Joe Costello sees the Pixies at the O2 Academy.
I arrived at the venue about halfway through the opening set by local lads Big Special, an act I was dimly aware of but never actually seen or heard before. An unconventional set up to say the least, a vocalist, a drummer, a backing track is certainly a new one on me but they provided an enjoyable beginning to the evening. Local accents aside or perhaps including, they are demonstrably Midlands sounding, The Streets being the obvious reference point with clearly discernable Two Tone influences.
Announcing that they first met just around the corner at Matthew Boulton College, they encourage the alumni in the audience to give them a cheer and I am pleased to report I was among the small yelp this generated. They’re clearly delighted to both be playing to such a big home town audience and also be supporting who they describe as the best band in the world and promise us a 750 song set in the next hour and a half. I’ll be investigating further.
And so to the main act, for the umpteenth time. The Pixies are edging into lost count territory for the number of times I’ve seen them. There’s very little of what I wrote of them on their most recent visit to Birmingham two years ago that isn’t applicable here.
The ratio of about 30% of their more recent material with the remainder being what most of the audience are there to hear still in place, my personal opinion is that last year’s The Night the Zombies Came is actually a decent addition to the canon with the requisite amount of fuzzy surf and incipient threat you would expect from them and I felt no compulsion to retreat to the bar or check the football scores during the half a dozen or so songs they performed from it.
A crowd pleasing opening of Cecilia Ann, This Monkey’s Gone to Heaven, Wave of Mutilation and Planet of Sound set the tone for the rest of the evening with the more recent numbers spaced out over the rest of the set. It’s pleasant and enjoyable enough until we hear a particularly savage rendition of Caribou about half an hour in and it seems as if they move from second to first gear for the rest of the show. Approaching the hour mark, I feel a gnawing agitation that they’ve not performed anything from Surfer Rosa and this is when Where Is My Mind? is unleashed, Black Francis singing all the right words, not necessarily at the pace I’m accustomed to, delivering more of the same on Bone Machine.
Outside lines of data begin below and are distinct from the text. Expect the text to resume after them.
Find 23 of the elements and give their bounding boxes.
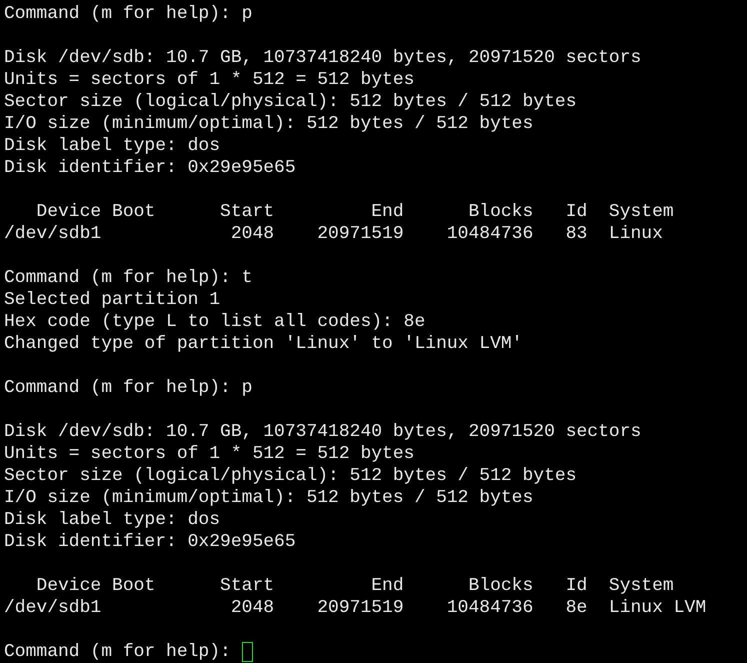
terminal-line: Units = sectors of 1 * 512 = 512 bytes xyxy=(4,69,414,91)
terminal-line: Command (m for help): p xyxy=(4,377,252,399)
terminal-line: Command (m for help): t xyxy=(4,267,252,289)
terminal-line: I/O size (minimum/optimal): 512 bytes / 512 bytes xyxy=(4,487,534,509)
terminal-line: Disk /dev/sdb: 10.7 GB, 10737418240 bytes, 20971520 sectors xyxy=(4,47,642,69)
terminal-line: Disk /dev/sdb: 10.7 GB, 10737418240 bytes, 20971520 sectors xyxy=(4,421,642,443)
terminal-line: Units = sectors of 1 * 512 = 512 bytes xyxy=(4,443,414,465)
terminal-line: /dev/sdb1 2048 20971519 10484736 8e Linux LVM xyxy=(4,597,706,619)
terminal-line: Changed type of partition 'Linux' to 'Linux LVM' xyxy=(4,333,522,355)
terminal-line: /dev/sdb1 2048 20971519 10484736 83 Linux xyxy=(4,223,663,245)
terminal-line: Disk label type: dos xyxy=(4,135,220,157)
terminal-line: Command (m for help): p xyxy=(4,3,252,25)
terminal-line: Selected partition 1 xyxy=(4,289,220,311)
terminal-line: Device Boot Start End Blocks Id System xyxy=(35,575,674,597)
terminal-line: Device Boot Start End Blocks Id System xyxy=(35,201,674,223)
terminal-line: Hex code (type L to list all codes): 8e xyxy=(4,311,426,333)
terminal-line: I/O size (minimum/optimal): 512 bytes / 512 bytes xyxy=(4,113,534,135)
terminal-line: Disk identifier: 0x29e95e65 xyxy=(4,157,296,179)
terminal-line: Disk label type: dos xyxy=(4,509,220,531)
terminal-line: Disk identifier: 0x29e95e65 xyxy=(4,531,296,553)
terminal-line: Sector size (logical/physical): 512 bytes / 512 bytes xyxy=(4,91,576,113)
terminal-line: Command (m for help): xyxy=(4,641,232,663)
terminal-line: Sector size (logical/physical): 512 bytes / 512 bytes xyxy=(4,465,576,487)
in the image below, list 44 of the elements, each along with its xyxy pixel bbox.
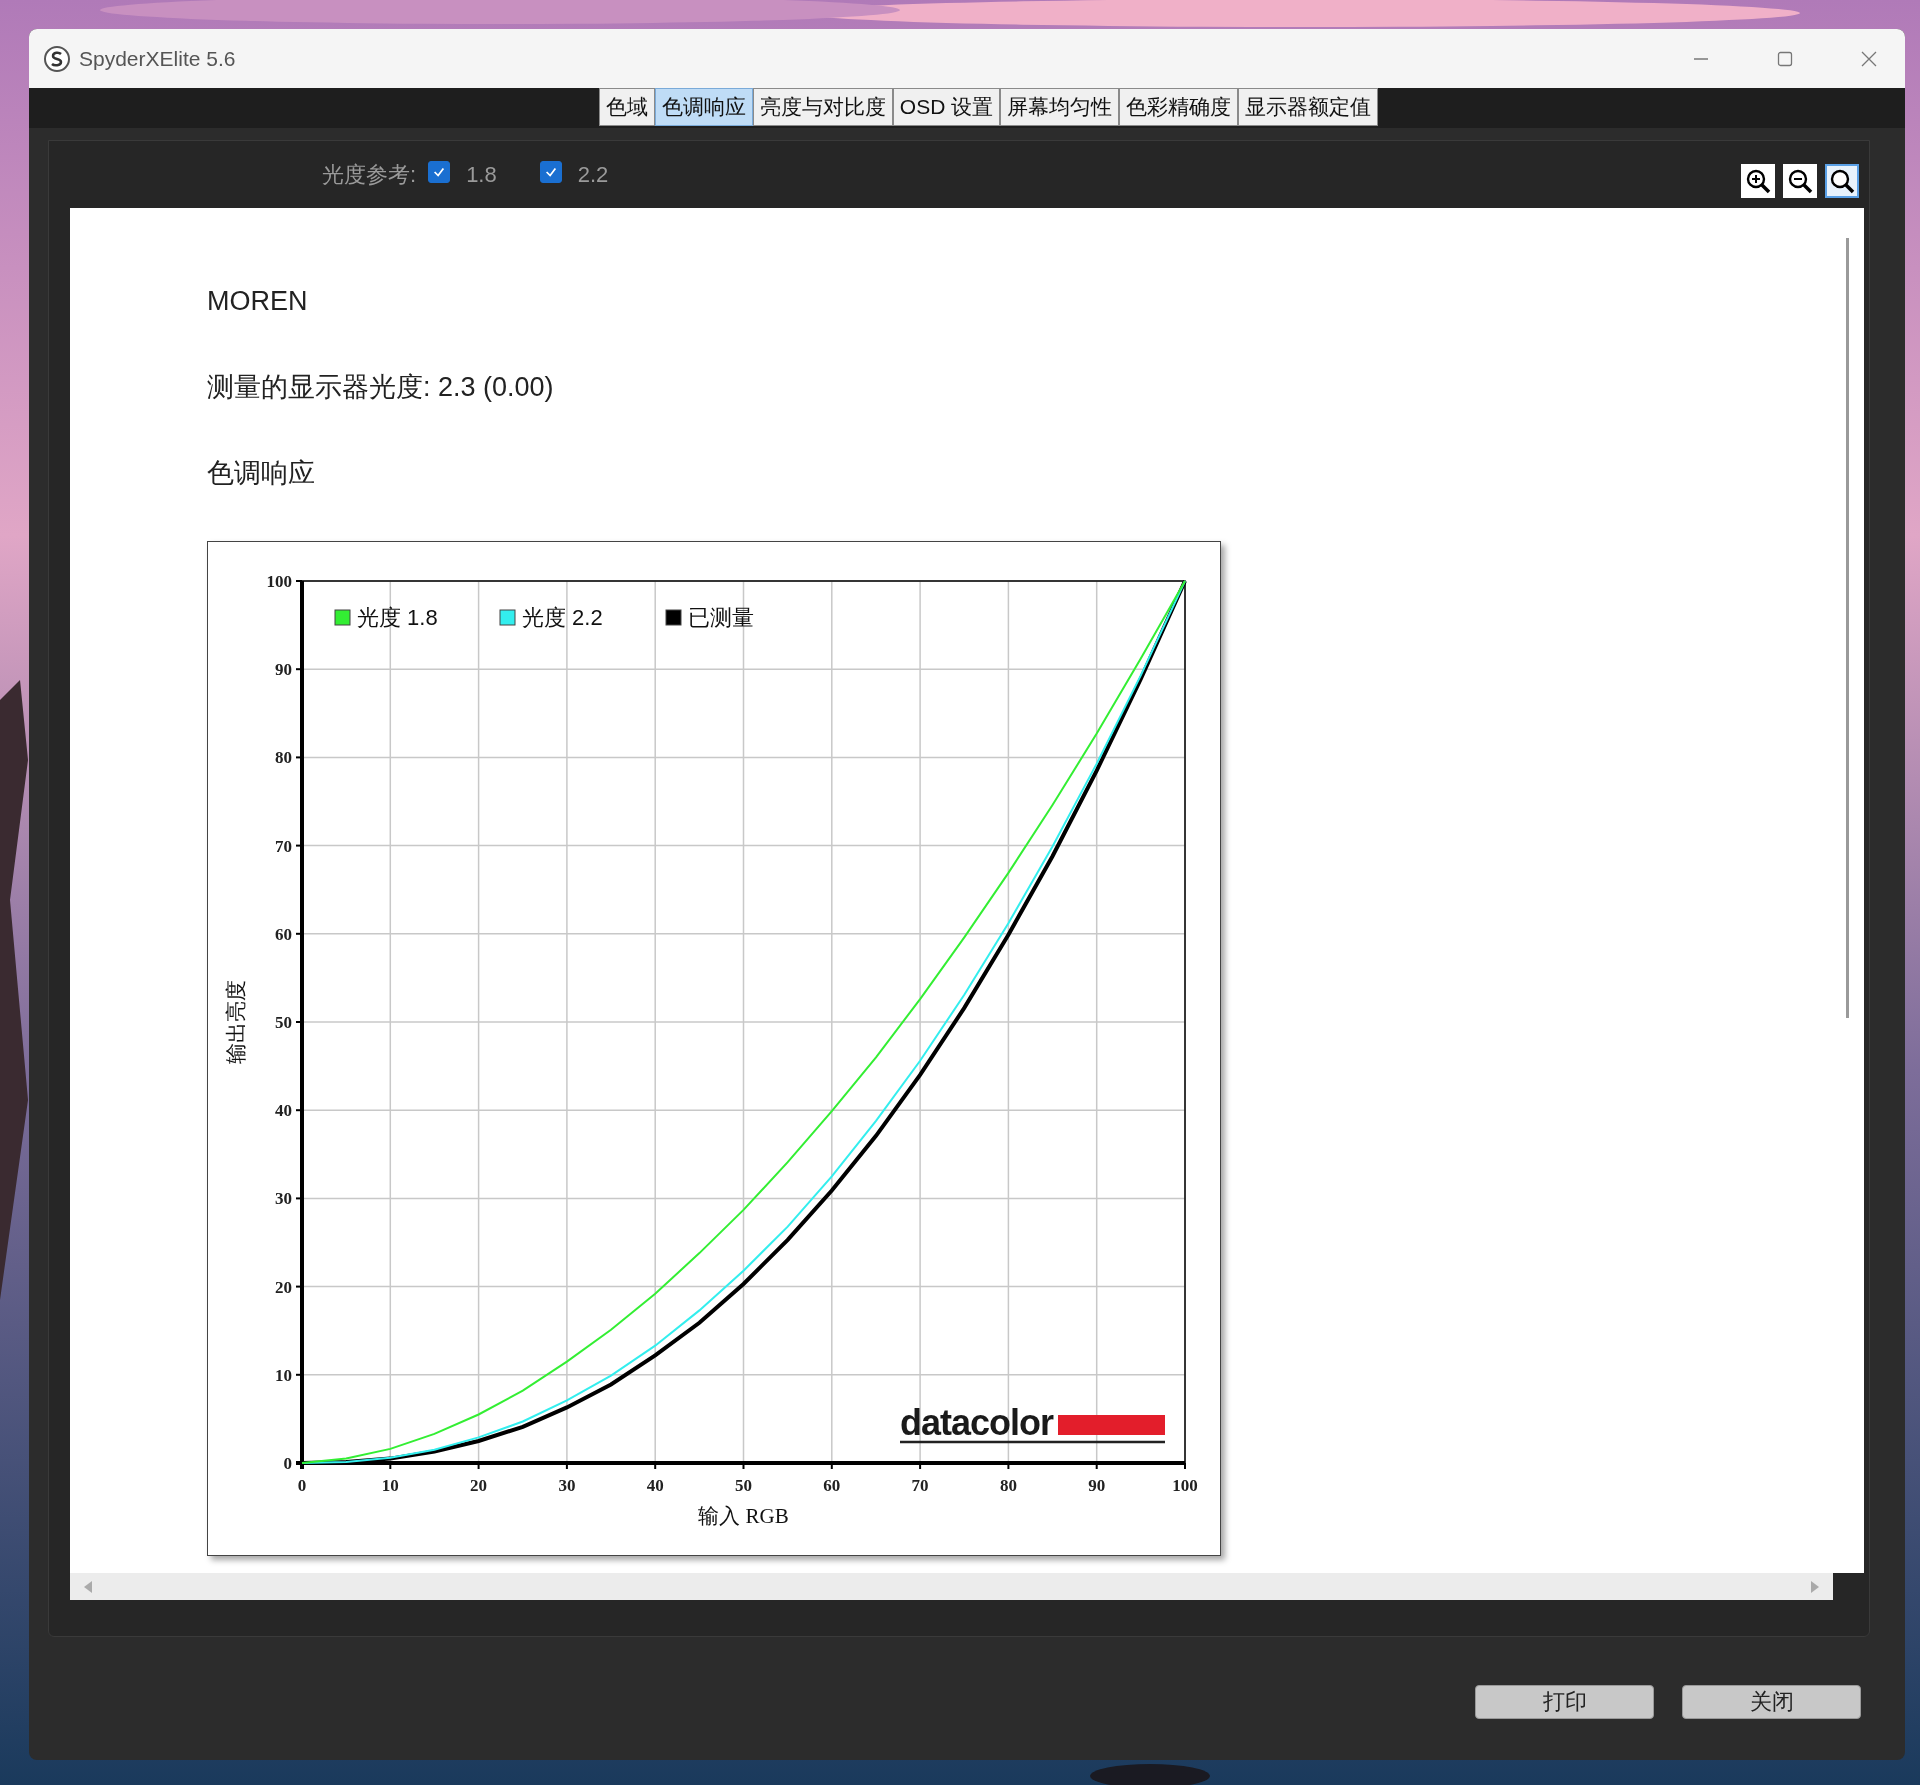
x-tick-label: 0 [297, 1476, 307, 1495]
y-tick-label: 0 [283, 1454, 292, 1473]
y-tick-label: 70 [275, 836, 292, 856]
x-tick-label: 40 [646, 1476, 664, 1495]
y-tick-label: 30 [275, 1189, 292, 1209]
x-tick-label: 30 [558, 1476, 576, 1495]
y-tick-label: 100 [266, 572, 292, 591]
y-tick-label: 10 [275, 1365, 292, 1385]
tab[interactable]: 色调响应 [654, 88, 753, 126]
y-axis-label: 输出亮度 [224, 980, 248, 1064]
x-tick-label: 50 [735, 1476, 752, 1495]
gamma-reference-label: 光度参考: [322, 160, 417, 189]
checkbox-label: 2.2 [577, 161, 609, 188]
y-tick-label: 50 [275, 1013, 292, 1032]
tab[interactable]: 显示器额定值 [1238, 88, 1379, 126]
legend-label: 光度 1.8 [357, 605, 438, 630]
x-tick-label: 90 [1088, 1476, 1106, 1495]
tab[interactable]: OSD 设置 [892, 88, 1001, 126]
legend-label: 光度 2.2 [522, 605, 603, 630]
measured-gamma-text: 测量的显示器光度: 2.3 (0.00) [207, 371, 555, 404]
x-tick-label: 100 [1172, 1476, 1198, 1495]
section-title: 色调响应 [207, 457, 316, 490]
x-tick-label: 70 [911, 1476, 929, 1495]
checkbox-label: 1.8 [466, 161, 497, 188]
legend-label: 已测量 [688, 605, 754, 630]
y-tick-label: 40 [275, 1101, 292, 1121]
window-title: SpyderXElite 5.6 [79, 46, 236, 71]
x-tick-label: 20 [470, 1476, 488, 1495]
datacolor-logo: datacolor [900, 1402, 1165, 1444]
tab[interactable]: 亮度与对比度 [752, 88, 893, 126]
y-tick-label: 90 [275, 660, 292, 680]
tab[interactable]: 屏幕均匀性 [1000, 88, 1120, 126]
x-tick-label: 60 [823, 1476, 841, 1495]
report-name: MOREN [207, 286, 309, 317]
y-tick-label: 20 [275, 1277, 292, 1297]
x-tick-label: 10 [381, 1476, 399, 1495]
x-tick-label: 80 [999, 1476, 1017, 1495]
y-tick-label: 60 [275, 924, 292, 944]
dialog-button[interactable]: 关闭 [1682, 1685, 1861, 1719]
tab[interactable]: 色彩精确度 [1119, 88, 1239, 126]
x-axis-label: 输入 RGB [698, 1504, 789, 1528]
dialog-button[interactable]: 打印 [1475, 1685, 1654, 1719]
y-tick-label: 80 [275, 748, 292, 768]
tab[interactable]: 色域 [598, 88, 655, 126]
The beauty of a substantial body of work such as they have is the capacity for surprises as well as the favourites, a cover of David Lynch’s In Heaven (Lady In the Radiator Song) I am fairly certain I’ve never heard them play live before. What I expected to be the last song of the evening a typically ferocious rendition of Tame that I have heard them end with more than once before, was followed with the house lights on with Into the White, another B-side and another song with incredibly tall new bassist Emma Richardson on lead vocals, it’s possibly notable that only couple of the tracks in the setlist were from the four albums recorded between Kim Deal’s departure in 2013 and her arrival. There was no between song chat, there was no encore. Perfect.
But they are deserving of more of a “Will this do?” style review from me. It’s hard to overstate the importance they have in my life. I’m currently on my fifth Death to the Pixies t-shirt, predictably in ever increasing sizes, my password policy is generally Pixies song titles using numbers and special characters with G19antic, #13_Baby, Where15MyMind? and others being deployed over the years.
I took up the guitar again a couple of years ago after many decades and as bad as I still am, the ability to sound like Joey Santiago for a few seconds will never get old. I was the recipient of some unsettling news on Monday which set me a little askew but an evening of unsettling music was exactly what I needed to restore my equilibrium and long may the Pixies provide this service to me.